Sunday, August 19, 2012

The Queuing Experience

There's nothing like some academic euphemism to get me going on a Sunday morning. The Times had an essay about the "torture" of "waiting on line." Nothing new with that headline, of course. But the theme of the piece was how "experts" were sharing their knowledge about how they defuse the anger for long waits. They want to make the "queuing experience" bearable. Well there's no bearable about it. Never was, never will be. Waiting on line is the Chinese water torture of the 21st Century.

The folks at Disneyland, for example, snake the line for Space Mountain and lie about how long the wait is (by saying it's longer than it really is) to keep the troops happy. Screw that. (I remember waiting for Space Mountain when my son was a little kid, and after an hour when we got to the top of the ride, he chickened out. I told him to go down and wait with his mother because there was no way I was waiting an hour and not going on it.)

Let me start by lauding my dentist's office, which over 30 years now, has kept me waiting for an aggregate amount of time of maybe 10 minutes. Yes, that's not a fantasy folks. I think once in maybe a 150 or so appointments, I was kept waiting once -- for maybe 10 minutes. And they were extremely apologetic about it. This is a busy office with four dentists, several hygienists, and a great reputation. If I'm running even five minutes late, I call and apologize, too. They respect my time; I respect theirs. If they can do it, the rest of the world can, too. They knew how to keep the trains running on time, and they even planned for emergency visits.
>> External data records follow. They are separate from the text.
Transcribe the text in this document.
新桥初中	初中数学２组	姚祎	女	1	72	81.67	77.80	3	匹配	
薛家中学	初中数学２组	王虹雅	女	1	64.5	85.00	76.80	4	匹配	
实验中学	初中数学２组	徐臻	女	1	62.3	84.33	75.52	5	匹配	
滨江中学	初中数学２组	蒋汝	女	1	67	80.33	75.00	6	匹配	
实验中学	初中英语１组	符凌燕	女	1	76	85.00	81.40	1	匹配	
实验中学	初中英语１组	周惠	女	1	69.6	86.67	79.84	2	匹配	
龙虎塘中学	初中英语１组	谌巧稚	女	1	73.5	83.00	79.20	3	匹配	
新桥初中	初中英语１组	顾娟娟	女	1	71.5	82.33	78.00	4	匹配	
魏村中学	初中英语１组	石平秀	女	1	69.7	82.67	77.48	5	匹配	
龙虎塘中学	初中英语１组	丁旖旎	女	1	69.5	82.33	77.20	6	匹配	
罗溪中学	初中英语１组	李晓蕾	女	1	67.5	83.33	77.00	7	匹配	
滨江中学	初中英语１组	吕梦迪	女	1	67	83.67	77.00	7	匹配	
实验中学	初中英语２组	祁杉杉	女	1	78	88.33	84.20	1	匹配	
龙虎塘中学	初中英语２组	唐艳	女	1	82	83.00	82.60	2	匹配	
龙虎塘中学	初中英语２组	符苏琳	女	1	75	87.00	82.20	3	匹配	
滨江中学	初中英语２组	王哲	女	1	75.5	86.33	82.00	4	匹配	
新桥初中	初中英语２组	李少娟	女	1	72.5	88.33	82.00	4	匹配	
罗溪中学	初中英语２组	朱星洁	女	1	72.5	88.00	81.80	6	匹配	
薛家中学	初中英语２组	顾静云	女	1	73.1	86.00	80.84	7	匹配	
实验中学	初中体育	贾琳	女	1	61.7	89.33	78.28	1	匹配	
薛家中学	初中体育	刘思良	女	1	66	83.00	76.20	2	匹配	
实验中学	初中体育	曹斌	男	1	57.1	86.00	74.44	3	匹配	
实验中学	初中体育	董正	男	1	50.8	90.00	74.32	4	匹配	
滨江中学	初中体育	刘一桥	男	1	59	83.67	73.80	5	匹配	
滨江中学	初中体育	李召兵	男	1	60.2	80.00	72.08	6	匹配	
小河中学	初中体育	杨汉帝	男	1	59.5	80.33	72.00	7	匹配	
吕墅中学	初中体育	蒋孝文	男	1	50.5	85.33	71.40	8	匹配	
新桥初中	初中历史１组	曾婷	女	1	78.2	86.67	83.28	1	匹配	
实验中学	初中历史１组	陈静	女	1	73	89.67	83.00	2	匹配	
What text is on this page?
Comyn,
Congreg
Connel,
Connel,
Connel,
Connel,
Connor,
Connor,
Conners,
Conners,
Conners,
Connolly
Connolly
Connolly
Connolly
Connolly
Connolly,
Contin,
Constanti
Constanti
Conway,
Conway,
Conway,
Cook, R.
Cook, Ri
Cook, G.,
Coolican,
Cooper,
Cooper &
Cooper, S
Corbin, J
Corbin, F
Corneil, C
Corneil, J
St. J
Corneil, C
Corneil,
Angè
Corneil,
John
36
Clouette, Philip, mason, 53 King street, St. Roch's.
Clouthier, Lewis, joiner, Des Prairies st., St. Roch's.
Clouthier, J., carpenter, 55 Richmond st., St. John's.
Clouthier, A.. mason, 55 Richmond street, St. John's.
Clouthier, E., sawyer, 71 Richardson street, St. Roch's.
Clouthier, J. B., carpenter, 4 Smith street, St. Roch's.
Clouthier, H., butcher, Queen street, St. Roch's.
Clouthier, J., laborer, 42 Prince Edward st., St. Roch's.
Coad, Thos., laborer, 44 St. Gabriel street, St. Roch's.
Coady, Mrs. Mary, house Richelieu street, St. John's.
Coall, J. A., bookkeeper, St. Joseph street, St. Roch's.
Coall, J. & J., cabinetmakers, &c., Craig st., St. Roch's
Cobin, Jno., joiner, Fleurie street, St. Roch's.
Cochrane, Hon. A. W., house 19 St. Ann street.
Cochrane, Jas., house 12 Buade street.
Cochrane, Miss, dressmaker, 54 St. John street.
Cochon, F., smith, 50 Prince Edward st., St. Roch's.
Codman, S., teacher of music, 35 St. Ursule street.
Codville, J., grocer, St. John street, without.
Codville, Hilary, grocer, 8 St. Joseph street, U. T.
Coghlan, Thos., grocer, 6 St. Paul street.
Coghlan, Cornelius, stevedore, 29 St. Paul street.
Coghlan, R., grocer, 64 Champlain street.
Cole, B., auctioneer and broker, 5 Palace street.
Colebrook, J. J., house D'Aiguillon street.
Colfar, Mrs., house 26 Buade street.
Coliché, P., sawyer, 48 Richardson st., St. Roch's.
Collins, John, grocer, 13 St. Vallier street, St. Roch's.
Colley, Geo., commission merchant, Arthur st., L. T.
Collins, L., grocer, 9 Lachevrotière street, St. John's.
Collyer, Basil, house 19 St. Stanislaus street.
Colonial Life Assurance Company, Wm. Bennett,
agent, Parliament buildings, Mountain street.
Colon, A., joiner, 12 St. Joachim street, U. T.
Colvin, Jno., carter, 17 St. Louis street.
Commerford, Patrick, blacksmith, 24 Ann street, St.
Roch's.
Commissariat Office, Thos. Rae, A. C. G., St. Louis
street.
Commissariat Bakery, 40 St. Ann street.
Once, after waiting an hour for a doctor, I threw a hissy fit in the office and loudly announced I was going to bill them an hour for my time. People in the waiting room looked blankly at me.

I have never learned patience when it comes to somebody wasting my time on line. Today, we wait, wait, wait and this is lost time we're never going to get back, and yeah, I've read a lot of good books waiting on line. Still...

I think the three obscure scientists who invented the speaker phone (its origins are unclear, however) should probably be awarded the Nobel Peace Prize. Whenever I'm on hold, I'm on speaker, and I can actually do some other mindless task while I'm waiting for an actual human voice to pick up. Truthfully, this has saved me from going berserk, or at least breaking another handset, on more than one occasion.

About the only think I don't mind waiting for any more is getting on an airplane that I'm about to jump out of. I know, it's weird and I'm a bit wacko. But at least I don't have to take off my sneakers and wait on a security line where somebody is going to profile me, frisk me, put me in some metal detection chamber, and then make me feel like I should thank him for allowing me to board.

1 comment:

  1. What I find interesting is how different cultures deal with "queuing up". . . the first time I even heard the word "queue" was when I went to England. I was waiting for the bus with about 7 people. I was in no hurry, but when the bus came, I walked toward the door and someone asked me to (please) get in the queue. I sheepishly went to the end of the line. Then, years later, in China, I was waiting to board a plane in Beijing. My seat was toward the front of the plane, so I expected a bit of a wait while they boarded the plane back to front. However, as soon as the flight was announced every passenger started pushing their way to the front -- not of the line, of course, but just forward.

    I find that the older I get, the more patient I am, and thank god for Kindle. I never thought I would be able to read anything other than a book, but now I have even adapted to reading on my iPhone, which has a Kindle app.

    And I don't think it's weird at all, Doug, that you don't mind waiting get on a plane you'll jump from -- it must be nice to enjoy the anticipation of doing something you love so much.